Zelensky has previously insisted he would reject any proposal to withdraw from the industrial Donbas region, claiming it would “open a bridgehead” for a wider Russian offensive.
But Trump said that the Donbas region of Ukraine should be “cut up”, leaving most of it in Russian hands, to end the war that has dragged on for nearly four years.
“Let it be cut the way it is,” he told reporters aboard Air Force One. “It’s cut up right now,” adding that you can “leave it the way it is right now.”
“They can negotiate something later on down the line,” he said. But for now, both sides of the conflict should “stop at the battle line – go home, stop fighting, stop killing people.
The US president reportedly told Ukraine’s Volodymyr Zelensky to accept Russia’s terms or risk facing destruction in an explosive meeting in Washington DC on Friday.
Putin first entered the Donbas region during an offensive in 2014, which saw Russia annex the Crimean peninsula.
Russian-backed separatists broke away from the Ukrainian government to proclaim the regions of Donetsk and Luhansk independent “people’s republics” and, as a result, Moscow captured more than a third of Ukraine’s eastern territory.
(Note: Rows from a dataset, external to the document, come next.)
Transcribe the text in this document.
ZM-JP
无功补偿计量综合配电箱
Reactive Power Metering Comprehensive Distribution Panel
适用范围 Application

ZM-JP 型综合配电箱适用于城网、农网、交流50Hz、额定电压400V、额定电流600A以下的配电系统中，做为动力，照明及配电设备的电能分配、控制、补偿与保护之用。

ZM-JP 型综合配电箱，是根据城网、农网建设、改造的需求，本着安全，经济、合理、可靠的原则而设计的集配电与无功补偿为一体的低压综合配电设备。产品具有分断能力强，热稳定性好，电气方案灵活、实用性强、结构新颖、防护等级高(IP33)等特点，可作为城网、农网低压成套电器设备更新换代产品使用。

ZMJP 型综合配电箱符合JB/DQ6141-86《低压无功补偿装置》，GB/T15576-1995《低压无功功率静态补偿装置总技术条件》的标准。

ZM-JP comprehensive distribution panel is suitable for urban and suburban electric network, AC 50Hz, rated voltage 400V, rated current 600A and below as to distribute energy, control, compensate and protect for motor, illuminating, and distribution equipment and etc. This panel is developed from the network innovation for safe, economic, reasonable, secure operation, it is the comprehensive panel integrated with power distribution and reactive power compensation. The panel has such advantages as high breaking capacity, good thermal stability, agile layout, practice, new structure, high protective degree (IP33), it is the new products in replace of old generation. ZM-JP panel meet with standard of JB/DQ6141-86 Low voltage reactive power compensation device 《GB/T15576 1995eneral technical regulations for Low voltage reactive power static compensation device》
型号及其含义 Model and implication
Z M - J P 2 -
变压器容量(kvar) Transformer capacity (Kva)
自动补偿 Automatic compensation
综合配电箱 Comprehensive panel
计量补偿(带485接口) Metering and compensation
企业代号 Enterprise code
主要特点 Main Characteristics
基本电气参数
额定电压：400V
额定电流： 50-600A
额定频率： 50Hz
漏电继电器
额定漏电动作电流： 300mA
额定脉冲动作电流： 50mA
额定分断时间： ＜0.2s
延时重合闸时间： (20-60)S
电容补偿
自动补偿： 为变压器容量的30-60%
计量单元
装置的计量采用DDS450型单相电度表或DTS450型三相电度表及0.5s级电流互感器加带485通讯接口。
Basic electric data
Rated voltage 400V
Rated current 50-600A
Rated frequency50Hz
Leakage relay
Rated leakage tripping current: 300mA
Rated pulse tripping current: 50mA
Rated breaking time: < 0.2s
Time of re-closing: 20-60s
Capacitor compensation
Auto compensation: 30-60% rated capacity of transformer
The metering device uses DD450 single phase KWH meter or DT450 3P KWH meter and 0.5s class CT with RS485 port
In recent months, Moscow has reinforced its efforts to seize these remaining areas, pushing towards cities like Pokrovsk and intensifying drone and air strikes.
It is crucially important to Ukraine, given that the region holds one of the largest coal reserves and is viewed as an energy powerhouse by Kyiv.
It has also been described as a “fortress belt” by the Institute for the Study of War, given that Donetsk forms the main fortified defensive line along the eastern region, halting Russia in their tracks.
“Ukraine is holding a key defensive line across Donetsk,” says Elina Beketova, a fellow at the Centre for European Policy Analysis, describing a “fortified zone buildup over years because the war began 11 years ago”.
“It’s not just trenches, it’s a deep, layered defence with bunkers, anti-tank ditches, minefields, and industrial areas built into the terrain. The area includes dominant heights, rivers, and urban zones that make it extremely hard to capture,” explains Beketova.
Relinquishing the territory would be “catastrophic” for Russia, especially if they are not given concrete security guarantees such as Article 5 protection from Nato.
However, Putin made it clear that he would not fall back on core demands to “resolve root causes of the conflict”, that includes Ukraine becoming a neutral state and abandoning Nato aspirations.